A funny thing happened to me a couple months ago. It was a Sunday night, the kids were running around getting their last bits of energy out before bedtime (which usually consists of wrestling me to the floor and trying to assert dominance over their father), and there was a knock at the door. My wife answered, and there was a young man of 20 standing there, looking distraught, holding a fat and well-worn study Bible in his hand. I had never seen him before in my life, nor he me.
The black-belt Detroiter in me quickly sized up the situation and determined that there was no threat, just a troubled kid. He wasn’t strung out or dangerous looking, so I invited him in. I took him through the house to my study at church, and there started listening to him. His presence at my door on a random Sunday night surprised me, but the reason for his appearance was entirely unsurprising.
He had a hard time at first explaining what the problem was, but he assented to my summary back to him, which I relay to you: it was a struggle to understand the cost of discipleship vis-à-vis the proper distinction between Law and Gospel. On the one hand, we are saved by grace through faith. On the other, Christians are expected to live a certain way, and Jesus has several bold proclamations regarding discipleship, including hating your mother and father, picking up your cross, selling everything you have, etc … So which is it? Are we saved by our level of discipleship, or by grace? And if the latter, where is the line of self-denial and anti-worldliness? Where is peace to be found if I must keep climbing the ladder?
Trying to get to the source of his frustration, I learned that he was interning at a non-denominational church to be a leader of some sort. However, like many evangelical denominations, they were accidentally turning faith into a work. All that talk about giving your heart to Jesus was weighing on his faith in grace. He was tortured by his discipleship, panicky over following Jesus’ strict demands. He was in many ways like Luther, painstakingly recovering each sin to confess in the fearful trappings of works righteousness.
It wasn’t surprising to me because I was there once upon a time. I was the heart-giving Bible-thumper who could quote myriad verses but had no clue how to see the forest for the trees. It also wasn’t surprising to me how, after much conversation and questions, the gift of absolution drew this young man to tears. The simple proclamation that Christ forgives you will do that.

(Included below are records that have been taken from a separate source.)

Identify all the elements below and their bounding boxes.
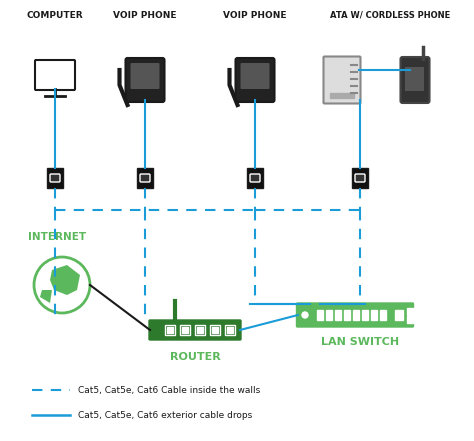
Bar xyxy=(182,327,188,333)
Bar xyxy=(344,310,350,320)
FancyBboxPatch shape xyxy=(401,57,429,103)
Bar xyxy=(335,310,341,320)
Bar xyxy=(317,310,323,320)
Bar xyxy=(395,310,403,320)
Bar xyxy=(167,327,173,333)
FancyBboxPatch shape xyxy=(240,63,270,89)
FancyBboxPatch shape xyxy=(297,303,413,327)
Text: ROUTER: ROUTER xyxy=(170,352,220,362)
FancyBboxPatch shape xyxy=(355,174,365,182)
Bar xyxy=(330,93,354,97)
FancyBboxPatch shape xyxy=(140,174,150,182)
Text: LAN SWITCH: LAN SWITCH xyxy=(321,337,399,347)
Polygon shape xyxy=(50,265,80,295)
FancyBboxPatch shape xyxy=(323,56,361,104)
Text: VOIP PHONE: VOIP PHONE xyxy=(223,11,287,20)
Text: ATA W/ CORDLESS PHONE: ATA W/ CORDLESS PHONE xyxy=(330,11,450,20)
Polygon shape xyxy=(40,290,52,303)
FancyBboxPatch shape xyxy=(210,325,220,335)
Bar xyxy=(197,327,203,333)
Text: VOIP PHONE: VOIP PHONE xyxy=(113,11,177,20)
Circle shape xyxy=(302,312,308,318)
FancyBboxPatch shape xyxy=(165,325,175,335)
FancyBboxPatch shape xyxy=(352,168,368,188)
Bar xyxy=(212,327,218,333)
Text: Cat5, Cat5e, Cat6 Cable inside the walls: Cat5, Cat5e, Cat6 Cable inside the walls xyxy=(78,386,260,396)
FancyBboxPatch shape xyxy=(236,58,274,102)
FancyBboxPatch shape xyxy=(225,325,235,335)
Bar xyxy=(362,310,368,320)
FancyBboxPatch shape xyxy=(50,174,60,182)
Bar xyxy=(371,310,377,320)
Text: Cat5, Cat5e, Cat6 exterior cable drops: Cat5, Cat5e, Cat6 exterior cable drops xyxy=(78,411,252,421)
Text: COMPUTER: COMPUTER xyxy=(27,11,83,20)
FancyBboxPatch shape xyxy=(47,168,63,188)
Bar xyxy=(407,308,419,315)
FancyBboxPatch shape xyxy=(195,325,205,335)
FancyBboxPatch shape xyxy=(126,58,164,102)
Bar xyxy=(227,327,233,333)
Text: INTERNET: INTERNET xyxy=(28,232,86,242)
FancyBboxPatch shape xyxy=(35,60,75,90)
Bar xyxy=(353,310,359,320)
FancyBboxPatch shape xyxy=(405,67,425,91)
FancyBboxPatch shape xyxy=(250,174,260,182)
Bar xyxy=(380,310,386,320)
Bar xyxy=(326,310,332,320)
FancyBboxPatch shape xyxy=(130,63,159,89)
FancyBboxPatch shape xyxy=(149,320,241,340)
FancyBboxPatch shape xyxy=(137,168,153,188)
Bar xyxy=(407,316,419,323)
FancyBboxPatch shape xyxy=(180,325,190,335)
FancyBboxPatch shape xyxy=(247,168,263,188)
Circle shape xyxy=(34,257,90,313)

Since he lived about 40 miles away, I asked him, “How did you find me?” He responded, “I just got in the car and drove. I prayed that God would send me someone to talk to. Then I googled LCMS church and the GPS took me here.” Still perplexed, I said, “Well, God clearly answered that prayer, but why a Lutheran Church?”
(Wait for it …)
“Because I went to a Lutheran high school and remembered how knowledgeable they were.”
“I planted the seed, Apollos watered it, but God made it grow. So neither he who plants nor he who waters is anything, but only God, who makes things grow” (1 Corinthians 3:6–7).